Um carro preto surgiu velozmente da névoa, vindo pela estrada de fora em direção ao pomar. A velocidade era tal que as brumas se desfaziam ao redor, mas, apesar disso, o veículo não fazia ruído algum, como um espectro que aparecia e sumia.
Curiosamente, ao ver o carro preto, Xu Le sentiu que a ameaça ao seu redor dissipou-se um pouco. A curiosidade o fez espreitar pela janela, intrigado como um veículo tão comum, sem sequer um emblema, podia deslizar com tamanha leveza, quase parecendo... vivo.
De repente, percebeu que havia, em meio à névoa do campus, a silhueta de uma estudante de óculos, vestida com um pijama florido e abraçada a um livro, caminhando ainda sonolenta pela rua do pomar. Era um trecho afastado dos dormitórios, e embora alguns estudantes madrugassem para ler entre as pereiras, era raro alguém estar ali tão cedo.
Não teve tempo de se perguntar o que a estudante fazia ali, pois notou que a figura dela se confundia na névoa e o carro preto não pareceu notá-la, mantendo sua velocidade. Se nada mudasse, em segundos a jovem seria arremessada pelos ares pelo carro estranho.
Não adiantava gritar; ninguém ouviria no carro e Xu Le duvidava que o motorista fosse parar, mesmo que ouvisse. Tampouco esperava que a garota sonolenta acordasse com um chamado. Então, saltou pela janela e correu na direção dela mais rápido que em qualquer corrida anterior, até mesmo quando competiu com touros, e a derrubou sobre a grama à beira da estrada.
No exato instante em que ambos caíram, o carro negro passou como um fantasma ao lado deles, sem frear, sem parar, sem que ninguém notasse o incidente, apenas levantando algumas folhas verdes antes de sumir na névoa do campus.

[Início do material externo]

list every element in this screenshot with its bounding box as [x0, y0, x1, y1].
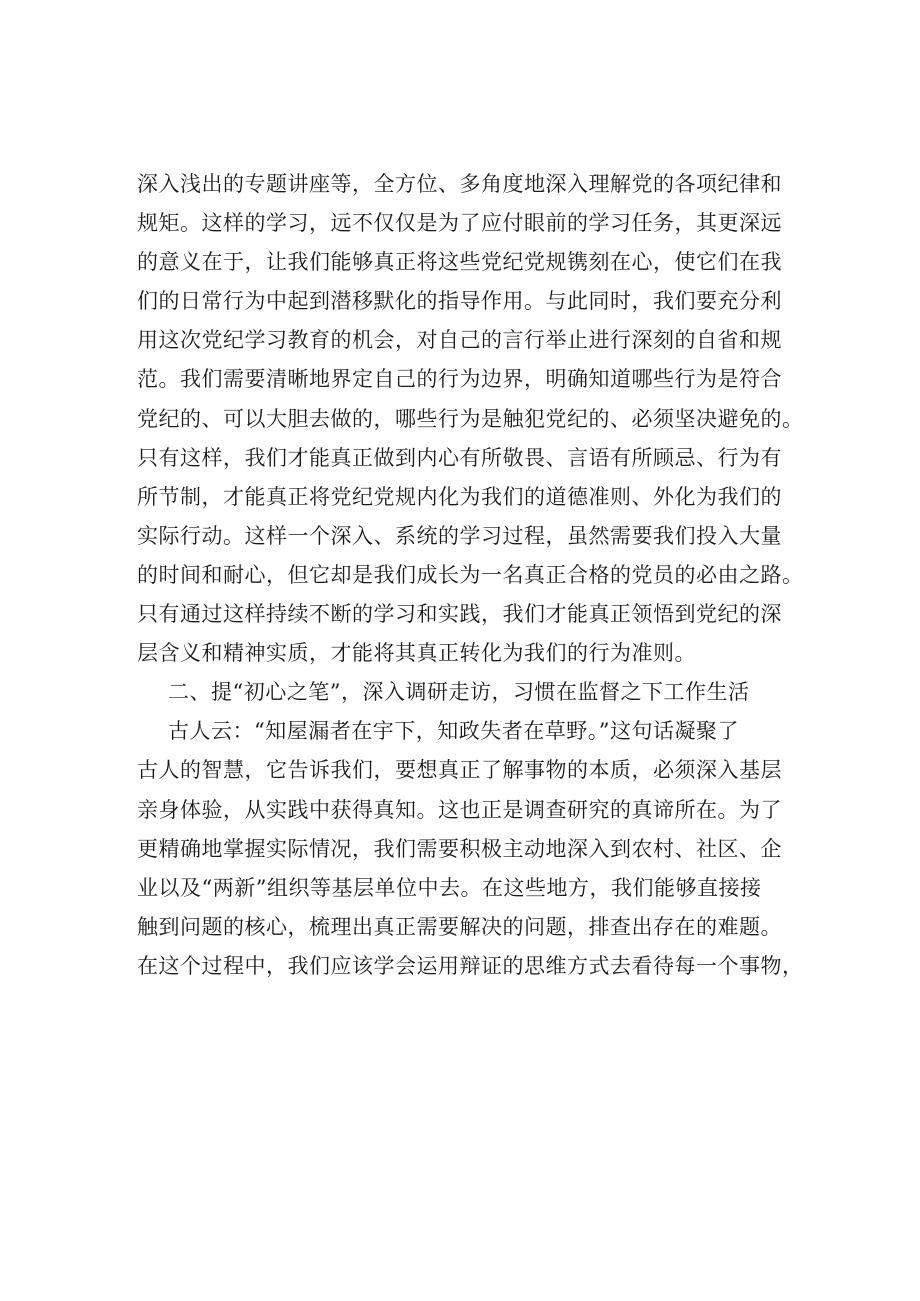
section-heading: 二、提“初心之笔”，深入调研走访，习惯在监督之下工作生活 [168, 680, 750, 705]
text-line: 所节制，才能真正将党纪党规内化为我们的道德准则、外化为我们的 [137, 484, 782, 509]
text-line: 的意义在于，让我们能够真正将这些党纪党规镌刻在心，使它们在我 [137, 250, 782, 275]
text-line: 只有通过这样持续不断的学习和实践，我们才能真正领悟到党纪的深 [137, 602, 782, 627]
text-line: 古人云：“知屋漏者在宇下，知政失者在草野。”这句话凝聚了 [168, 719, 739, 744]
text-line: 的时间和耐心，但它却是我们成长为一名真正合格的党员的必由之路。 [137, 562, 804, 587]
text-line: 深入浅出的专题讲座等，全方位、多角度地深入理解党的各项纪律和 [137, 172, 782, 196]
text-line: 范。我们需要清晰地界定自己的行为边界，明确知道哪些行为是符合 [137, 367, 782, 392]
text-line: 更精确地掌握实际情况，我们需要积极主动地深入到农村、社区、企 [137, 836, 782, 861]
text-line: 亲身体验，从实践中获得真知。这也正是调查研究的真谛所在。为了 [137, 797, 782, 822]
text-line: 触到问题的核心，梳理出真正需要解决的问题，排查出存在的难题。 [137, 914, 782, 939]
text-line: 用这次党纪学习教育的机会，对自己的言行举止进行深刻的自省和规 [137, 328, 782, 353]
text-line: 业以及“两新”组织等基层单位中去。在这些地方，我们能够直接接 [137, 875, 762, 900]
text-line: 层含义和精神实质，才能将其真正转化为我们的行为准则。 [137, 641, 696, 666]
text-line: 规矩。这样的学习，远不仅仅是为了应付眼前的学习任务，其更深远 [137, 211, 782, 236]
body-text [137, 165, 804, 986]
text-line: 实际行动。这样一个深入、系统的学习过程，虽然需要我们投入大量 [137, 523, 782, 548]
text-line: 只有这样，我们才能真正做到内心有所敬畏、言语有所顾忌、行为有 [137, 445, 782, 470]
text-line: 古人的智慧，它告诉我们，要想真正了解事物的本质，必须深入基层 [137, 758, 782, 783]
text-line: 在这个过程中，我们应该学会运用辩证的思维方式去看待每一个事物， [137, 953, 804, 978]
text-line: 党纪的、可以大胆去做的，哪些行为是触犯党纪的、必须坚决避免的。 [137, 406, 804, 431]
text-line: 们的日常行为中起到潜移默化的指导作用。与此同时，我们要充分利 [137, 289, 782, 314]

No momento em que Xu Le saiu correndo, sentiu inúmeros olhares sobre si, mas, com o desenrolar do acontecimento, essas presenças sumiram ao mesmo tempo. O rapaz, porém, estava tomado pela raiva contra o carro indiferente à vida humana, esquecendo qualquer estranheza. Lançou um olhar furioso à sombra distante do veículo e resmungou algumas pragas.
...
Zhang Xiaomeng, suportando a dor no joelho, levantou-se do abraço do jovem rapaz, lançando de relance um olhar na direção por onde o carro sumira, tomada por uma decepção e raiva profundas. O deputado a enviara de volta à Universidade Flor de Pera justamente para entrar em contato com aquela pessoa; para conseguir a informação de que ele entraria pela porta dos fundos naquela madrugada, quantos esforços o pessoal do S2 não empregara? Ela sabia que provocar um encontro acidental com o carro era arriscado, mas não tivera escolha. Tudo seguia conforme o plano, até que um imprevisto mudou o curso!

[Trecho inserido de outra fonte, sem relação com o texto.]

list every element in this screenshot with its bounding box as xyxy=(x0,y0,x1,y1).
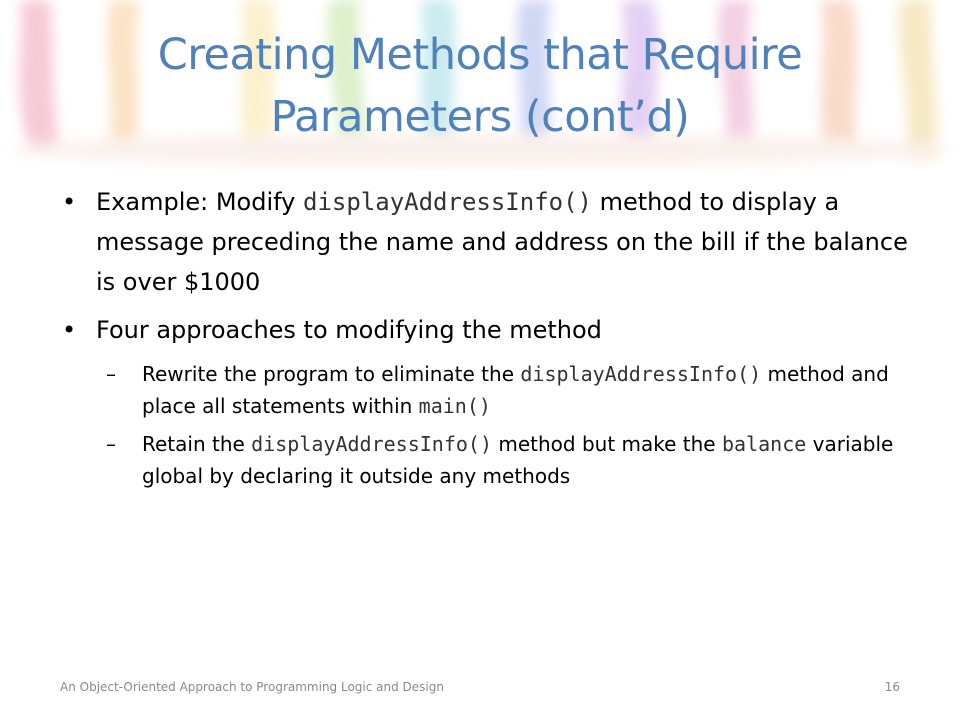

Ao olhar para trás e ver quem causara o imprevisto, surpreendeu-se ao reconhecer um rosto familiar, sobretudo a expressão sincera e o olhar honesto daquele rapaz — lembrou-se imediatamente: era quem lhe dera biscoitos para cachorrinhos. Zhang Xiaomeng ficou atônita, encarando os olhos de Xu Le, sentindo-os como duas adagas cravadas nos seus, e por um momento esqueceu de sua missão mais importante.
Xu Le também ficou paralisado ao perceber que segurava a garota dos óculos pretos, a mesma que encontrara no ônibus e vira no início das aulas — aquela jovem pura. A sensação do toque era suave, e só então se deu conta de que ainda a segurava pela cintura, o perfume da primavera invadindo-lhe os sentidos, tornando-o tão rígido quanto uma pedra das terras de Donglin.
Enquanto os dois jovens permaneciam imóveis, o carro negro já atravessara a névoa. No banco de trás, um rapaz de dezessete ou dezoito anos abriu os olhos cansados e olhou para trás, instintivamente.
Ao lado, um homem com ares de mordomo disse com respeito extremo: “Fique tranquilo, senhor. Embora a família não possa destacar homens, a Agência Especial enviou doze agentes. Sua segurança durante os estudos estará garantida.”
“Tio Jin, por favor, chame-me pelo nome: Tai Zhiyuan.” O jovem respondeu com sinceridade, e então esboçou um sorriso amargo. “Senti como se alguém me encarasse há pouco, com tanta raiva, como duas pequenas adagas cravadas em mim. Acho que nossa família realmente não é muito querida na Federação.”